At that, the anxious smile that had been frozen on Alan’s face shriveled up like Miss Piggy’s head when I tried to pet her. “Excuse me, just because we’re not performers doesn’t mean we’re not creative. This isn’t something I advertise, but I’ll have you know I write poetry.”
Mom turned to him, surprised. “You do? I didn’t know that.”
“See what I mean about my ability to draw things out of people?” Wendi announced.
“I do. In fact, I’m working on something right now to read at the wed”—At Mom’s look, he stopped himself—“small intimate gathering of immediate family.”
I turned to Wendi. “And I get to give the toast,” I said. “Because I’m class president, I’ve got a lot of public- speaking experience now and—”
“Fascinating,” Wendi said, cutting me off before turning back to Laurel. “So, Laurel, as I was saying, how does it feel to be a creative person in a non-creative world?”
That was so not okay for her to treat me like I was some annoying little kid. And what was also not okay was the fact that Laurel didn’t stick up for me and tell Wendi that. Instead she just sat there with what I had come to call her Superstar Smile (not fake, exactly, but very, very big and the kind that said, “There may be tons of people mobbing me at this moment, but as far as I’m concerned you’re the only person in this room and all my attention is on you and if I were a regular person instead of a ginormous star, then we’d totally hang out all the time”).

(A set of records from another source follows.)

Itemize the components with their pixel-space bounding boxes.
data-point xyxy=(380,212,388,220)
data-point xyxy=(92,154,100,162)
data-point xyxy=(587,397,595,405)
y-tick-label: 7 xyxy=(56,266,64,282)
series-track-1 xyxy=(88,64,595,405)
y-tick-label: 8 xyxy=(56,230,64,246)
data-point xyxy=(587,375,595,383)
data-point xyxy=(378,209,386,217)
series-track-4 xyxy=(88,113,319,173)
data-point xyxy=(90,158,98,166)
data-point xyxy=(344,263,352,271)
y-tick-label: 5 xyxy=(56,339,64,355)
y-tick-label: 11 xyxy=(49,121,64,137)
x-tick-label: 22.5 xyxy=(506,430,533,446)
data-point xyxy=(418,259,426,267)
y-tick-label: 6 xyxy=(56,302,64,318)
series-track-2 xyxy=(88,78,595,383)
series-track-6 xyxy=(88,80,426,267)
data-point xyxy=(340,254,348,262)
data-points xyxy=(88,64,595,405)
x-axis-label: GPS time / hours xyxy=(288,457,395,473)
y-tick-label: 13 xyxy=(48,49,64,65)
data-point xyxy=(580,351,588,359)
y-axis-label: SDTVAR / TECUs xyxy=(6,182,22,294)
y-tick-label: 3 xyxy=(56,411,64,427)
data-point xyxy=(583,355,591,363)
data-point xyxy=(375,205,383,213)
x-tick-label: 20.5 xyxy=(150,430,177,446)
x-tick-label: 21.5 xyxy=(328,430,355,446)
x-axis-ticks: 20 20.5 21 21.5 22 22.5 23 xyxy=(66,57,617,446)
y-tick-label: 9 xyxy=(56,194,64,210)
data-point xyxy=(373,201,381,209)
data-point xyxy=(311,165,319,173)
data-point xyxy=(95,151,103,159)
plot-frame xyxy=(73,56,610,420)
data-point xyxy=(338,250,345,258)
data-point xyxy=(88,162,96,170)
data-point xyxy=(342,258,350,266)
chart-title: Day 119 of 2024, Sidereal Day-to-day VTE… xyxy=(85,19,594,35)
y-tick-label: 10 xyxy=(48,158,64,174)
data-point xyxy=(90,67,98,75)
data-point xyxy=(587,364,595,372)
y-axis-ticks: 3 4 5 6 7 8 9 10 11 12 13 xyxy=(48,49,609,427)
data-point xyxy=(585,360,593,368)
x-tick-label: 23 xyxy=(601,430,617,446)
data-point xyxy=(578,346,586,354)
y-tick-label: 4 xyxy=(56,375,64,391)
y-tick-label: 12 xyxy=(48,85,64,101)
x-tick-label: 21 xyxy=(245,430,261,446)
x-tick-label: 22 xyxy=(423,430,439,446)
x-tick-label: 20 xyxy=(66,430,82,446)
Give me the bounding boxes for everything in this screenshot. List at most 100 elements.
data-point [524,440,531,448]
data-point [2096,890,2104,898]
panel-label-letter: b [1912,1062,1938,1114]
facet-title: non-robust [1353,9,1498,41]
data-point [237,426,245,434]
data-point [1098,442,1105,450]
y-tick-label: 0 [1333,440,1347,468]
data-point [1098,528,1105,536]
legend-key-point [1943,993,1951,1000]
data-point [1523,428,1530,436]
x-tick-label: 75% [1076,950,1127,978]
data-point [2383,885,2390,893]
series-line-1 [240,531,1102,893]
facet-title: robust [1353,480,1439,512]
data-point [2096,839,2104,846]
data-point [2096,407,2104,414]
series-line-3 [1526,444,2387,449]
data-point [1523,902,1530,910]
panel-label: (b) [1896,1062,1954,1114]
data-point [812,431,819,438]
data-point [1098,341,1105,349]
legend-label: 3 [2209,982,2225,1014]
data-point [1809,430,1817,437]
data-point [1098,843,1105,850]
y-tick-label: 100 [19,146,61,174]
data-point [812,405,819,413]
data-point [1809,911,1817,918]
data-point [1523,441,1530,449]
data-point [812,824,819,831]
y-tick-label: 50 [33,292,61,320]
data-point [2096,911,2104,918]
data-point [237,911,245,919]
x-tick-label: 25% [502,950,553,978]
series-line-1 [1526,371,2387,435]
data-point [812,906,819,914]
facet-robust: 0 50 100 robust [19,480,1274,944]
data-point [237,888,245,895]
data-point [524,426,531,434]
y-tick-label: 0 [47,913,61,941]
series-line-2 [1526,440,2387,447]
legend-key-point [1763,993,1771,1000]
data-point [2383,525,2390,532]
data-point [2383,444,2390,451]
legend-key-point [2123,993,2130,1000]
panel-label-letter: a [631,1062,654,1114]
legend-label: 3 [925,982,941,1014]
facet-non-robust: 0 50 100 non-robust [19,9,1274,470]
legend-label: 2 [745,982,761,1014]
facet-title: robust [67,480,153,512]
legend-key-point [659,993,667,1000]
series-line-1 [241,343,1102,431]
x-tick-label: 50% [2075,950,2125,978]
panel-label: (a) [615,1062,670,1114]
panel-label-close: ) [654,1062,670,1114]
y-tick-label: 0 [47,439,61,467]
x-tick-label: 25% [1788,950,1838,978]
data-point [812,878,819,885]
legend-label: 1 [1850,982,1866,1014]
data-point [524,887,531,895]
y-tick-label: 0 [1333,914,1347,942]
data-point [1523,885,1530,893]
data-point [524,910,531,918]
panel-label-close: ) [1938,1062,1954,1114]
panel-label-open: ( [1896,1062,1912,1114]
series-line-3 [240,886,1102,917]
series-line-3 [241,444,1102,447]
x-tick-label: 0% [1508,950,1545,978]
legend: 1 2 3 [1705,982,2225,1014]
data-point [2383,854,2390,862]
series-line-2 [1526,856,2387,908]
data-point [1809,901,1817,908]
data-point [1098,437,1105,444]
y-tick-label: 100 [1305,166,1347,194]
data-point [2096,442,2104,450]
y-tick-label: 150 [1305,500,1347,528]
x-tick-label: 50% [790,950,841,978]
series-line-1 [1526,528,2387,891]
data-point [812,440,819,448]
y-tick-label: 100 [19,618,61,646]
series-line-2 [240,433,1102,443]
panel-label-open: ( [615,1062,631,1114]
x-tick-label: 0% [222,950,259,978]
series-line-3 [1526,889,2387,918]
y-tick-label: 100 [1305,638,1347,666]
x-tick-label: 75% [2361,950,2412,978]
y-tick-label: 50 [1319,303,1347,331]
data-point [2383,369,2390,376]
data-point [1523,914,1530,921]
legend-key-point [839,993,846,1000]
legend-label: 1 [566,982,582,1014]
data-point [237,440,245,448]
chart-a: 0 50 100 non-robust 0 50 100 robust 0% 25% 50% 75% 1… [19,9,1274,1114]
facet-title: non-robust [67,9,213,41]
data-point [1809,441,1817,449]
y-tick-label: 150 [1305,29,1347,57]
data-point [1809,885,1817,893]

Before I could open my mouth to say, “Who says the rest of us aren’t creative?!” Laurel got hers open first. “Well, Wendi, as an artist, I try and use real life as the basis for my work—”
Oh, now she wasn’t even an actress, but an artist? Laurel hated when actors called themselves artists. She called it “pretentious,” which was a fancy word for stuck up.

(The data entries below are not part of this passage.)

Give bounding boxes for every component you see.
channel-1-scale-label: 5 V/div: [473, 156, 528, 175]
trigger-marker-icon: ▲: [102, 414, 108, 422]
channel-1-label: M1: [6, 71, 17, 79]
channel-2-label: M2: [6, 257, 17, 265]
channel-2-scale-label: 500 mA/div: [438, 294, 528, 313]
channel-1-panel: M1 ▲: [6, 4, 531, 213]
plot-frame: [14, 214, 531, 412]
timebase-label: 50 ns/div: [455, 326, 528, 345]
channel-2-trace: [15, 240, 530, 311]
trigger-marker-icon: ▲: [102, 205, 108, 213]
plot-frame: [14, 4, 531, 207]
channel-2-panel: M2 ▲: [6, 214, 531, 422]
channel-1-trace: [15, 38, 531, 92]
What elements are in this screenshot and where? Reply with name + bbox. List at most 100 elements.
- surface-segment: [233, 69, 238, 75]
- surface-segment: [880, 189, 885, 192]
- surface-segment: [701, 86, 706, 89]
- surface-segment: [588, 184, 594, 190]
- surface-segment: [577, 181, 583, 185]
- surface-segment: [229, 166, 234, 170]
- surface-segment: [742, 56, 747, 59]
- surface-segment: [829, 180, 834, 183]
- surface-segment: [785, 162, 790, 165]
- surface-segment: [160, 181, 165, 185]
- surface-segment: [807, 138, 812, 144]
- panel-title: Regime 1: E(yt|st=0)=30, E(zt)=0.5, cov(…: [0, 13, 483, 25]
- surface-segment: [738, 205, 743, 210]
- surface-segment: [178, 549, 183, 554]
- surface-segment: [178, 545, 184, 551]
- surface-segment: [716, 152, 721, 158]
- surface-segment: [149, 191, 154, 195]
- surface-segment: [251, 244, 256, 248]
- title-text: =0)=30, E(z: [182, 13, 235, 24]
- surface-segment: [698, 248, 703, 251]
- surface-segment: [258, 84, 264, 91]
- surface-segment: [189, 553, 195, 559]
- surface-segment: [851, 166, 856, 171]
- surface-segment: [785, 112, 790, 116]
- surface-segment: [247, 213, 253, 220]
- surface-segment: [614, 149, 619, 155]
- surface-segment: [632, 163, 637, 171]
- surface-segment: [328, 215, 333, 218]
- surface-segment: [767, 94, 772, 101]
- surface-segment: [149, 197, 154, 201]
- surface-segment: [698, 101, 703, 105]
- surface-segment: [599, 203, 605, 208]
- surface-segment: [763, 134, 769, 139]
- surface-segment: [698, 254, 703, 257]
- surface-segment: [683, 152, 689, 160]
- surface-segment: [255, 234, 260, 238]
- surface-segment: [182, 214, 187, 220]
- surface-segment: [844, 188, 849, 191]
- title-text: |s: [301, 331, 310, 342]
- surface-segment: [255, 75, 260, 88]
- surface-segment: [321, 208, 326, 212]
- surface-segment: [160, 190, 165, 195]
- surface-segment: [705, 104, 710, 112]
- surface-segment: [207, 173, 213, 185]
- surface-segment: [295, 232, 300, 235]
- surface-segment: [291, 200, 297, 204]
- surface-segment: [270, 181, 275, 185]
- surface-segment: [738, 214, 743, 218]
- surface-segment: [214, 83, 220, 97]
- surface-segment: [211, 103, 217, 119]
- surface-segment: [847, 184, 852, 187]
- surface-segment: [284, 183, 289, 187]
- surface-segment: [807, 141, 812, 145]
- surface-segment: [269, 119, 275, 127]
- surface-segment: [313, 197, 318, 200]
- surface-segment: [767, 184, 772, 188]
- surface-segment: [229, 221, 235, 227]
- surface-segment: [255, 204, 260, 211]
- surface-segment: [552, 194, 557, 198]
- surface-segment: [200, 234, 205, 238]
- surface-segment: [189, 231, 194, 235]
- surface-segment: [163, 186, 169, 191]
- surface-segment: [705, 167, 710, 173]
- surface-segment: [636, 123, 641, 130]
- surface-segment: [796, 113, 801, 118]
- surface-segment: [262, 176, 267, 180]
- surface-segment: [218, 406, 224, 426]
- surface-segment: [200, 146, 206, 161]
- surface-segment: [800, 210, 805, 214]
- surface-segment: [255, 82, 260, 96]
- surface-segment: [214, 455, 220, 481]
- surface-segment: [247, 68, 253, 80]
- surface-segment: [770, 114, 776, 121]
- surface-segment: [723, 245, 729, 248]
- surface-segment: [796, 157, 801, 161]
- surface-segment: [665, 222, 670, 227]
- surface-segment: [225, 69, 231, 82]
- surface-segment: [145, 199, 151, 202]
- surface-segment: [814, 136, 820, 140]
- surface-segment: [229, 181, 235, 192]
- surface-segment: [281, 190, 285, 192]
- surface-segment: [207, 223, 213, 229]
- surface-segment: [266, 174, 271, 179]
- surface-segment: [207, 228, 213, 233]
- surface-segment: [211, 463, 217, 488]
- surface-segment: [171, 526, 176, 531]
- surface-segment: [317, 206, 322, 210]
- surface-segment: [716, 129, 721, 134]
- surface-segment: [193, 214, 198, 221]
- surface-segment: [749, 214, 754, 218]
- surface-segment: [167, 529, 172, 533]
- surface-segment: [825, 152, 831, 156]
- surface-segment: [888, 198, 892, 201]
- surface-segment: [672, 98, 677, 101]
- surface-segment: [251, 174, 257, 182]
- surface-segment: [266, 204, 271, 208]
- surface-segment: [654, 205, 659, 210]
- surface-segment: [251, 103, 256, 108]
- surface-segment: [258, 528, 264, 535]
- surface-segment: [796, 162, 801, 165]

“Now, in this case, for my new movie Life Is What Happens When You’re Making Other Plans, I’ll be playing a girl who’s blind—”
“And you are so believeable I almost can’t stand it!” Wendi cried.
“Oh, you’re so sweet, thank you,” Laurel said. “And if we were looking at that metaphorically, then it would be like the girl was cut off from her family—”
The rest of her family—meaning me, Mom, and Alan—looked at each other nervously.
“—which, obviously, in this situation, is not the case,” Laurel continued. “Because my family does understand me. But in the case of my character in my new movie Life Is What Happens When You’re Making Other Plans—”
I cringed. Why did I have the feeling that this whole thing was going to be one giant ad for Laurel’s new movie?
“—she doesn’t feel understood. And the blindness—the blindness just externalizes her internal conflict.”
“It sounds like such a meaty role,” Wendi chirped.
“Oh, it is,” Laurel agreed.
“Well, I am so looking forward hearing more about it,” Wendi chirped as she stood up and smoothed her skirt. “But right now, before I leave, I think we need a big group hug!”
As for me, what I needed was to disappear into my room and watch today’s episode of Dr. Maude’s show, Come On, People—Get with the Program.
“Come on, come on!” she squealed when no one got up. She looked over at Nikko. “Is the camera on? Turn it on and get this on tape,” she ordered.
After we didn’t move, she click-clacked over in her high heels and threw her arms around us, smooshing us together. For someone so little, she sure was strong. “Hug, gang! Hug!”
“Ufff,” I said as the hug got tighter and my nose ended up somewhere near Mom’s armpit. Luckily, she had remembered to put on deodorant that morning.
“This is what I’m talking about!” Wendi chirped, close to my right ear. “Nikko, are you getting this?”
“I’m getting this,” he replied in a bored voice.
“Make sure you get my right side. You know that’s my better side.”
“I’m getting your right side,” he said, just as bored.
“Okay, enough of the hugging,” she said as she let go and we all ricocheted back like slingshots. “Wasn’t that nice? Don’t you all just feel warm and fuzzy and sooo much closer?” Before we could respond, she clapped her hands. “We’re going to have so much fun together over the next few weeks!”.
I didn’t have to look over at Mom to know that she kind of thought differently.